Over the last two months the good rain has meant that we have been able to get a good success out of growing greens on the Sand's Organic farm. The fresh water makes a huge difference for us and the community around us as, as it was noted in our irrigation water tests, it is 'not fit for agricultural purposes'.. but we try anyway with some successes, miracles and failures.
It is now, at the end of the rains as the sun-hours increase and the ground is wet that farms starts pushing almost visible growth.
|With fresh rain water growing greens is far easier. Spot the 'Caterpillar' damage.. proof of no pesticides.|
The subsistence farms around us all planted out their fields three to four weeks ago, now the maize is three feet high and healthy, interestingly protected from many pests by the technique of slashing back of the brush to make space from the farm from 'bush' (The same areas are cut back before the rains each season). The cut bushes and branches (mostly Lantana species... a natural pest deterrent!) is then used to build rough 'boma-like' fences to keep the goats and sheep out but also naturally acting as a pest barrier for grasshoppers and the likes. We will be taking and using this technique in the seasons to come. Here's to local, tried and tested methods of farming in this environment.
For those of you that are farming or living towards sustainability in life we have a couple more tips here for anyone who would like to try.
Since the onset of the rain we took the covers off our many compost piles to allow the rain water to get in and help feed the micro-organisms in the decomposition process. (Compost should be watered to keep it damp). It goes without saying that watering compost with our well water affects some of the more sensitive species of good bacteria, grubs and insects.
|Passion and Papaya seedling by the hundred.|
With the covers off we added a loads of 'waste' Papaya skins and seeds, passions skins and seeds from the daily fruit harvests off the farm.
This is all given away, used by the hotel, or tuned into fruit puree's...and then retuned to the farm (cycle economy).. where the compost piles have become the most healthy fruit tree nurseries one can imagine.. all by natural systems with little energy expended. We also planted pumpkin and water melons around the compost piles. These have also gone wild.
|Spot the compost nursaries|
From natural nurseries like this, one can select seedlings of Papaya, Passion Fruit, and any other 'waste' seed that germinate (Mango, Avocado, Custard Apple) to plant out during the rains.. Think, avenues of Papaya's, fences covered in Passions.
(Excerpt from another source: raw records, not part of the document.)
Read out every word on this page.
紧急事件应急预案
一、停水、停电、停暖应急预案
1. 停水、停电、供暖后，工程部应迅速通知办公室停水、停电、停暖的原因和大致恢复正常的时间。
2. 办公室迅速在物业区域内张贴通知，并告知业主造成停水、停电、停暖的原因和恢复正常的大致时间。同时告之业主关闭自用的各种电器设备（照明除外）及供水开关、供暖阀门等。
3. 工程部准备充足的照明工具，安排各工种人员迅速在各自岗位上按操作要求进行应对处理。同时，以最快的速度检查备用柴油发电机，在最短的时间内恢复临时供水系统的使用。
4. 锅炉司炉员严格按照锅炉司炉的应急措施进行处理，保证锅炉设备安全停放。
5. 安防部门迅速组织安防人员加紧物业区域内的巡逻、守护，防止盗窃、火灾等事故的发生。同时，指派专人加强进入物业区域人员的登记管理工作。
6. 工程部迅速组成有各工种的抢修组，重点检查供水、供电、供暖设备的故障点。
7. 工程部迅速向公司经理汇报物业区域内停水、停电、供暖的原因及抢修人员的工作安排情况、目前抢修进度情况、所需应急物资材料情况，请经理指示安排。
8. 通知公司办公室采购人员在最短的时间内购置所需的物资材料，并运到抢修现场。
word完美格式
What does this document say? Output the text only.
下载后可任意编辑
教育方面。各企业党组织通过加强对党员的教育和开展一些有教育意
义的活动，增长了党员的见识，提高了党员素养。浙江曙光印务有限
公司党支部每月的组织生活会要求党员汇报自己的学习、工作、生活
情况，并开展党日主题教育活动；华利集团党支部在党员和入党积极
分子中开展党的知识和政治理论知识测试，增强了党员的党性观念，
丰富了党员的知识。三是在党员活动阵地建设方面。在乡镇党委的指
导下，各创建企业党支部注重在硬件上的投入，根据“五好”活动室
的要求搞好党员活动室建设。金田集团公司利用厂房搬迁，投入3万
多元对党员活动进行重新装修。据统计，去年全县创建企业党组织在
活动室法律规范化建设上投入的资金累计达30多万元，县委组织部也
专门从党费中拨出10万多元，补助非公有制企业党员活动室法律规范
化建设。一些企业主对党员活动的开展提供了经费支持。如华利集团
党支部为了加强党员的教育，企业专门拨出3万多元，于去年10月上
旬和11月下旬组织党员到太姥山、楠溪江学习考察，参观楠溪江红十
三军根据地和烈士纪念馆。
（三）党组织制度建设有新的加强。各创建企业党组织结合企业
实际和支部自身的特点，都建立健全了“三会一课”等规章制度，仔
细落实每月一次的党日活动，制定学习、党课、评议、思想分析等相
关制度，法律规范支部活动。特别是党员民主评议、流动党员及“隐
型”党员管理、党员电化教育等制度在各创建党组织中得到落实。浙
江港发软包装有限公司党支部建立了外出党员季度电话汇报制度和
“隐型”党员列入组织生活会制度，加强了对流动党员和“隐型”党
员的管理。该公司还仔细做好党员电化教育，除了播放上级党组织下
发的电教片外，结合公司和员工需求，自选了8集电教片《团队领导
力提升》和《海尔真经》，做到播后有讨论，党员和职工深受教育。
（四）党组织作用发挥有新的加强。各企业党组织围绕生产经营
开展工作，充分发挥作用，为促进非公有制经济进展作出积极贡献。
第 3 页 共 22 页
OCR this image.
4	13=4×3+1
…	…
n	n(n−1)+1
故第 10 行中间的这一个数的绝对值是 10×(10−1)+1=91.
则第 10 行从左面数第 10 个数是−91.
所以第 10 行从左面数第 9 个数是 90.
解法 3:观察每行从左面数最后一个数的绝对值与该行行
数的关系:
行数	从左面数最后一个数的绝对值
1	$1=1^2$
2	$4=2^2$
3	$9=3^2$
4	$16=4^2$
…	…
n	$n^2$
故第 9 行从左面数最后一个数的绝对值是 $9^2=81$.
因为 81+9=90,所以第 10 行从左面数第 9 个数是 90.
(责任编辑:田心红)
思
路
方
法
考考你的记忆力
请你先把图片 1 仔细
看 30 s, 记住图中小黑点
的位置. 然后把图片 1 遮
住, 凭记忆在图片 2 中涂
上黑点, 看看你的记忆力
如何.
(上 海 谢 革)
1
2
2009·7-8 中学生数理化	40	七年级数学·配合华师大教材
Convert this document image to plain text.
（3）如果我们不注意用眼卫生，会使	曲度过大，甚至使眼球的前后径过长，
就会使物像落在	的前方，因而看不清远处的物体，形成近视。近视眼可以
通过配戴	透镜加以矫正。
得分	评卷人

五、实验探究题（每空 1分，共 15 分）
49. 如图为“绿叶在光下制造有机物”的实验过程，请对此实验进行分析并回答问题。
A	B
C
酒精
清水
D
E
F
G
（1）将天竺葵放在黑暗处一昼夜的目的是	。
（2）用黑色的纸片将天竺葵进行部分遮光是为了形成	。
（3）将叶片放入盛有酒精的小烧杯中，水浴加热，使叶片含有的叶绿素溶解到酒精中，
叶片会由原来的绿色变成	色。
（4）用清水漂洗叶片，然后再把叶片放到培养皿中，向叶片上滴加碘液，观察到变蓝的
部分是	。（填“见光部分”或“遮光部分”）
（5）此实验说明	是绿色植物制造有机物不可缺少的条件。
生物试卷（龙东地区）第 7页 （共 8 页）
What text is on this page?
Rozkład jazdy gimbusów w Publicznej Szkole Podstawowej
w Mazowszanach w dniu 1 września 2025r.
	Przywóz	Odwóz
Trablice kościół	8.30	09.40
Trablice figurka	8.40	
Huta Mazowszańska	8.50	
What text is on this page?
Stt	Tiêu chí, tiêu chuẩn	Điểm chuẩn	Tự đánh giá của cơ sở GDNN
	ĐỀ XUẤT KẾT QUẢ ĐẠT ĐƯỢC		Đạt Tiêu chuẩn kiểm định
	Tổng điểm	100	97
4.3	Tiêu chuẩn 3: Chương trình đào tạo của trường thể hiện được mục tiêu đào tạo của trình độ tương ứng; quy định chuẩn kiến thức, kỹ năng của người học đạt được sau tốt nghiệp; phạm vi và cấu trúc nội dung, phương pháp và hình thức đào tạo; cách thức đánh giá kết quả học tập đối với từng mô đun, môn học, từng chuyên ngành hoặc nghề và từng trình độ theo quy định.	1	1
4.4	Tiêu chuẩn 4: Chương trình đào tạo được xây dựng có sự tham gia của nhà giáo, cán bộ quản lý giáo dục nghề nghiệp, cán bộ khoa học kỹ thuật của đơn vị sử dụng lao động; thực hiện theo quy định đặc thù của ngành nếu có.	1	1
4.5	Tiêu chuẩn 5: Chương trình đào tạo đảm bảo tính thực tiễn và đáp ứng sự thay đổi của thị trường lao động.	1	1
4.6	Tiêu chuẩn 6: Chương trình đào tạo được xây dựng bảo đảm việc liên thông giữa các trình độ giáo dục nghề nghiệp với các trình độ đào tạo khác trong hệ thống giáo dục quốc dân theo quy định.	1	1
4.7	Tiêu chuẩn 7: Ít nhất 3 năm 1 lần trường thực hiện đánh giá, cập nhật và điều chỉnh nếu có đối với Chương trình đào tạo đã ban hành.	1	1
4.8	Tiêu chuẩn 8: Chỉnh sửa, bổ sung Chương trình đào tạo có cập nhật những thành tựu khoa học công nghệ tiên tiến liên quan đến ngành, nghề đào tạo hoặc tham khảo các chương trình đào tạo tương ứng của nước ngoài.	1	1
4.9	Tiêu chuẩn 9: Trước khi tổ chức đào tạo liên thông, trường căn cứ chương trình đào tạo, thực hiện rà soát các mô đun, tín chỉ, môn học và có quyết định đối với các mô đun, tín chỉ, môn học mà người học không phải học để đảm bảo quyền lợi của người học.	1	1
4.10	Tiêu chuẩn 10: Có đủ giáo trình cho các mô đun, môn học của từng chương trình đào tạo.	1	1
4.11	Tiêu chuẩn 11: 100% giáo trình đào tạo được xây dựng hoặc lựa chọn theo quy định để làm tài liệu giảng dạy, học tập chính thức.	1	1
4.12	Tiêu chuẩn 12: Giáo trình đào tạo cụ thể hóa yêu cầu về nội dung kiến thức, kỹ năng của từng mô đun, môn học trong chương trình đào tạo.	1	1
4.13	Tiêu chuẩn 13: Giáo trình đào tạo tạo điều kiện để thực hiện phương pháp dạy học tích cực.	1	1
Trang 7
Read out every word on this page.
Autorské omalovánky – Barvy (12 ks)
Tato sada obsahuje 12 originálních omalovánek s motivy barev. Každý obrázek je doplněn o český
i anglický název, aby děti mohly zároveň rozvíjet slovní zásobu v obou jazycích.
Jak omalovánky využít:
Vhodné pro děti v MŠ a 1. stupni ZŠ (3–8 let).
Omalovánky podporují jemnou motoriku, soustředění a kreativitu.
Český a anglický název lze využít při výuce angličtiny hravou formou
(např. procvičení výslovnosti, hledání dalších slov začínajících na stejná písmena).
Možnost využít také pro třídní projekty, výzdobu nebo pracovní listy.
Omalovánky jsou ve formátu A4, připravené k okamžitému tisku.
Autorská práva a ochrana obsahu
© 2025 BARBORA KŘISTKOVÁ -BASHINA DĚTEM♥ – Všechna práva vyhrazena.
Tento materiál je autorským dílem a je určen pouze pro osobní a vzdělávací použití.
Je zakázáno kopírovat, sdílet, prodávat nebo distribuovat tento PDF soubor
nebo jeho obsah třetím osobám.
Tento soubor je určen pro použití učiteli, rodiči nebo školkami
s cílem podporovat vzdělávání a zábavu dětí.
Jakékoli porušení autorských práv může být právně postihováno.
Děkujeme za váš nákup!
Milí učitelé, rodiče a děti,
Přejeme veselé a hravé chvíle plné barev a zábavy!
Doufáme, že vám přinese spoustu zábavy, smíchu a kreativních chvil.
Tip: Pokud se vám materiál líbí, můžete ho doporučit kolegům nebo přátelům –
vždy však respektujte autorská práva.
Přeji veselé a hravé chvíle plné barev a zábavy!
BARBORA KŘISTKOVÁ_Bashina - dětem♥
Which takes us to the next little tip.
PERMACULTURE PRINCIPLE OF 'STACKING AND PACKING'- The optimum use of space.
Using the compost piles as nurseries also falls under this point.... the same 'space' used for
1. Building compost.
2. Dealing with / UTILISING organic waste.
3. Producing seedlings for future seasons harvests.
An important aspect about 'space' is that many of us can miss 'farming in 3D' or as the Guru's of permaculture call it 'vertical stacking and packing'.... using the space to its best 'most sustainably abundant' use. (It's not just about planting in the ground or in pots on the ground)
Examples of this is USING boundary walls, fences, trees, gates, house eves, rooftops, balconies and the likes to grow produce using these vertical spaces either supported from the ground up, or suspended grow spaces hanging. Using space that was previously unproductive and under-utilised.
Above is an example of this from a photo taken this morning at the Sand's farm:
1. The Compost piles were located in the space along the chicken run fence to attract lots of bugs and grubs to the proximity of the chickens to increase their natural free range diet. (2 uses)
2. Water Melons were planted on the edge of the compost piles so as to get some productivity out of the space while we wait for the compost process. (3 uses)
3. Passion fruits were planted between the compost piles to grow up the vertical space on the chicken fence. Turning an unproductive space into a productive one. (4 uses)
4. The Passion Fruit and Water Mellon creeper 'growth ends' that get too low down on the fence (reachable by the chickens) or grow through the fence add to the chicken's natural vegetable intake.
5 USES.. and we can just ignore the Papaya tree which is going to produce for years from that same space!)
|Less Eggs being collected recently as we are letting hens lay.|
A useful tip. --- don't cut down all the trees on your farm. Plan which ones are useful and/or productive, where do you need light, which ones hold water in their root systems, which ones release nitrogen into the soil, which ones deter pests. We have kept many unproductive (no edible yield) trees on the Sand's farm... we use them (functionaly) as 'trellises' for growing Passion Fruits.
(We used a natural vertical space that was unproductive, planted a seedling at the base of the tree and.. boom. We have lots of Passion Fruit vines currently producing close to two kilo's a day off trellises that cost nothing to make and they are alive so will not rot or need replacing.